Texto: Adriana Araujo

Na última quarta-feira, 17, foi divulgada pelo empresário Joesley Batista, um dos donos da empresa JBS, uma gravação em que o presidente Michel Temer fala sobre compra de silêncio do deputado Eduardo Cunha a fim de evitar delações. O escândalo abalou a política nacional e as consequências já puderam ser sentidas na economia. A bolsa de valores chegou a suspender suas operações após queda de mais de 10% nas ações, na quinta-feira, 18. Os economistas Ademir Passos e Eduardo Bassin comentam as possíveis consequências do cenário político na economia do país.

Para o economista Eduardo Bassin, tanto a saída quanto a permanência do presidente Michel Temer na presidência deixam o cenário econômico instável. “Na hipótese dele continuar no poder, pode haver um sangramento semelhante ao que sofreu a ex-presidente Dilma Rousseff, o que trará mais instabilidade ao cenário econômico dado que a agenda econômica tende a ficar travada. A Constituição não prevê eleições diretas no caso de seu afastamento, o que nos permite supor que o próximo presidente continuará com uma agenda econômica ortodoxa”, prevê Bassin.

O economista e especialista em finanças Ademir Passos completa: “Em ambos os cenários, a situação econômica não se resolve no curto prazo. Isso porque, os indicadores da economia ainda não apresentaram crescimento. Tem que haver estabilidade política para atrair investimentos. Enquanto o Brasil não tiver segurança política, nossa economia estará diretamente afetada”, explica.

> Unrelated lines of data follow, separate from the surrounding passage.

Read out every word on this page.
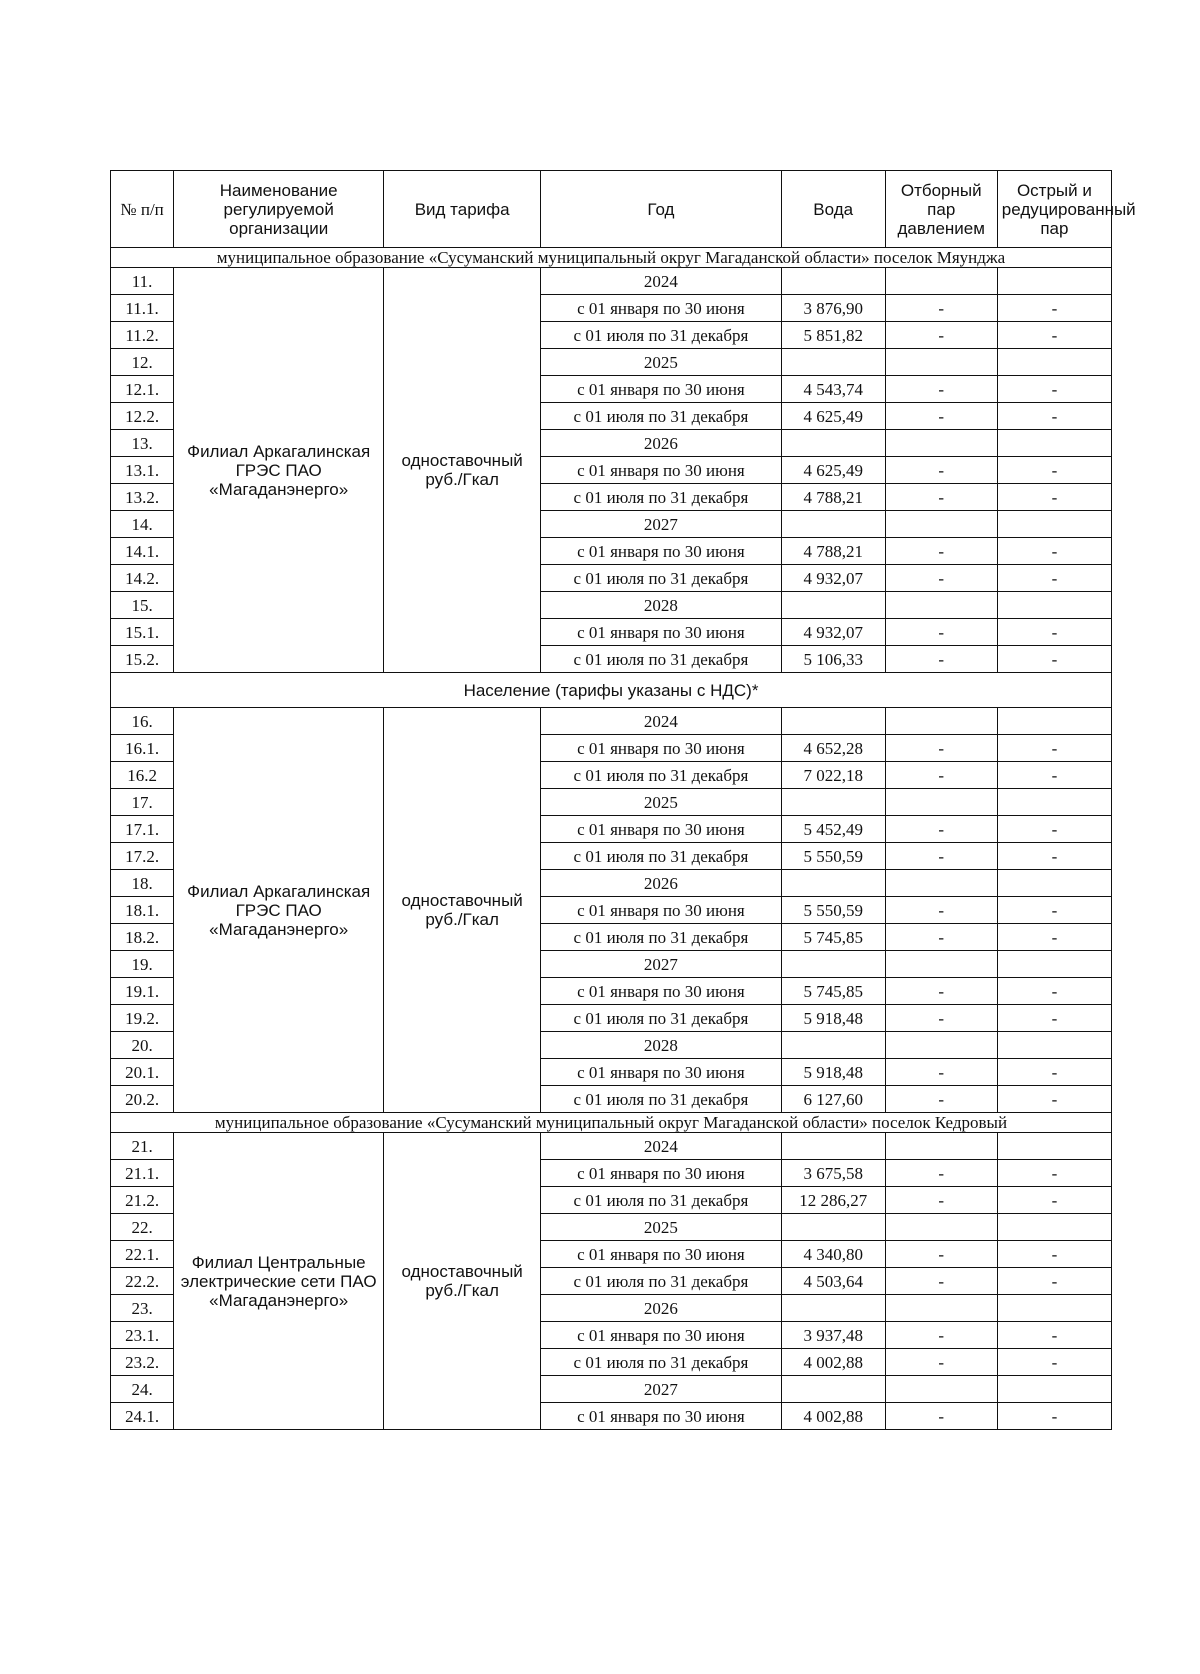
№ п/п	Наименование регулируемой организации	Вид тарифа	Год	Вода	Отборный пар давлением	Острый и редуцированный пар
муниципальное образование «Сусуманский муниципальный округ Магаданской области» поселок Мяунджа						
11.	Филиал Аркагалинская ГРЭС ПАО «Магаданэнерго»	одноставочный руб./Гкал	2024			
11.1.			с 01 января по 30 июня	3 876,90	-	-
11.2.			с 01 июля по 31 декабря	5 851,82	-	-
12.			2025			
12.1.			с 01 января по 30 июня	4 543,74	-	-
12.2.			с 01 июля по 31 декабря	4 625,49	-	-
13.			2026			
13.1.			с 01 января по 30 июня	4 625,49	-	-
13.2.			с 01 июля по 31 декабря	4 788,21	-	-
14.			2027			
14.1.			с 01 января по 30 июня	4 788,21	-	-
14.2.			с 01 июля по 31 декабря	4 932,07	-	-
15.			2028			
15.1.			с 01 января по 30 июня	4 932,07	-	-
15.2.			с 01 июля по 31 декабря	5 106,33	-	-
Население (тарифы указаны с НДС)*						
16.	Филиал Аркагалинская ГРЭС ПАО «Магаданэнерго»	одноставочный руб./Гкал	2024			
16.1.			с 01 января по 30 июня	4 652,28	-	-
16.2			с 01 июля по 31 декабря	7 022,18	-	-
17.			2025			
17.1.			с 01 января по 30 июня	5 452,49	-	-
17.2.			с 01 июля по 31 декабря	5 550,59	-	-
18.			2026			
18.1.			с 01 января по 30 июня	5 550,59	-	-
18.2.			с 01 июля по 31 декабря	5 745,85	-	-
19.			2027			
19.1.			с 01 января по 30 июня	5 745,85	-	-
19.2.			с 01 июля по 31 декабря	5 918,48	-	-
20.			2028			
20.1.			с 01 января по 30 июня	5 918,48	-	-
20.2.			с 01 июля по 31 декабря	6 127,60	-	-
муниципальное образование «Сусуманский муниципальный округ Магаданской области» поселок Кедровый						
21.	Филиал Центральные электрические сети ПАО «Магаданэнерго»	одноставочный руб./Гкал	2024			
21.1.			с 01 января по 30 июня	3 675,58	-	-
21.2.			с 01 июля по 31 декабря	12 286,27	-	-
22.			2025			
22.1.			с 01 января по 30 июня	4 340,80	-	-
22.2.			с 01 июля по 31 декабря	4 503,64	-	-
23.			2026			
23.1.			с 01 января по 30 июня	3 937,48	-	-
23.2.			с 01 июля по 31 декабря	4 002,88	-	-
24.			2027			
24.1.			с 01 января по 30 июня	4 002,88	-	-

Uma das consequências da instabilidade no cenário político é o desestímulo de investimentos estrangeiros no país. “É importante observar que há dois tipos distintos de investimentos estrangeiros. O primeiro é o que chamamos de investimento em carteira, que são feitos em títulos do governo, ações de empresas negociadas em bolsa de valores, fundos de investimentos e tantos outros. O segundo tipo é o IED (Investimento Estrangeiro Direto), que são os investimentos em fábricas, rodovias, aeroportos e outros investimentos em capacidade produtiva. Os dois são importantes para a economia de um país. Os investimentos em carteiras são mais vulneráveis às crises e outros reveses, o que faz com que seu fluxo seja mais errático nestes momentos. Não é por outra razão que o IBOVESPA caiu fortemente logo após a divulgação da gravação envolvendo o Presidente Temer”, esclarece Bassin, que, no entanto, afirma que a economia brasileira ainda é forte e apresenta boas oportunidades de investimento. Segundo o economista, a projeção de Investimento Estrangeiro Direto (IED) divulgada nesta semana prevê o ingresso de 79,5 bilhões de dólares na economia brasileira.

O especialista em Finanças Empresariais, Ademir Passos, explica os efeitos causados pela desaceleração da economia para a população. “A desaceleração da economia, gera um círculo vicioso. Diminui a demanda por produtos, as empresas não produzem e consequentemente demitem ou não contratam. A maioria dos brasileiros e empresários estão sentindo neste momento a fase aguda da crise econômica. Numa desaceleração da economia, a tendência da inflação é de queda, mas por razões que não são ideais. A baixa da inflação é causada pela escassez de recursos na economia, o que significa que as famílias não estão comprando, empresas não estão produzindo e não estão contratando. O resultado disso é o aumento do desemprego”, declara Passos.

Para o empresariado, a dica dos economistas é ter cautela e manter uma análise constante dos números da empresa para saber quais as possibilidades. “A economia brasileira está fortemente abalada pela questão política. E enquanto não houver uma definição clara do cenário, todo cuidado é pouco. A recomendação é esperar o desdobramento da definição política. Para o empresário que tem suas atividades em andamento, a recomendação é cautela, muito cuidado com os resultados da empresa para não reduzir seu capital de giro. O sinal de alerta deve ser ligado logo que identificado um resultado negativo nas contas”, alerta Passos. “O empresário precisa ter todos os números da empresa muito claros. Não basta saber o total do faturamento e o total de despesas. Com a estrutura econômico-financeira da empresa profissionalmente elaborada, a tomada de decisão fica mais clara e o empresário tem todas as condições de se destacar da concorrência, seja através dos resultados da sua atual empresa ou por meio de novas frentes”, completa Bassin.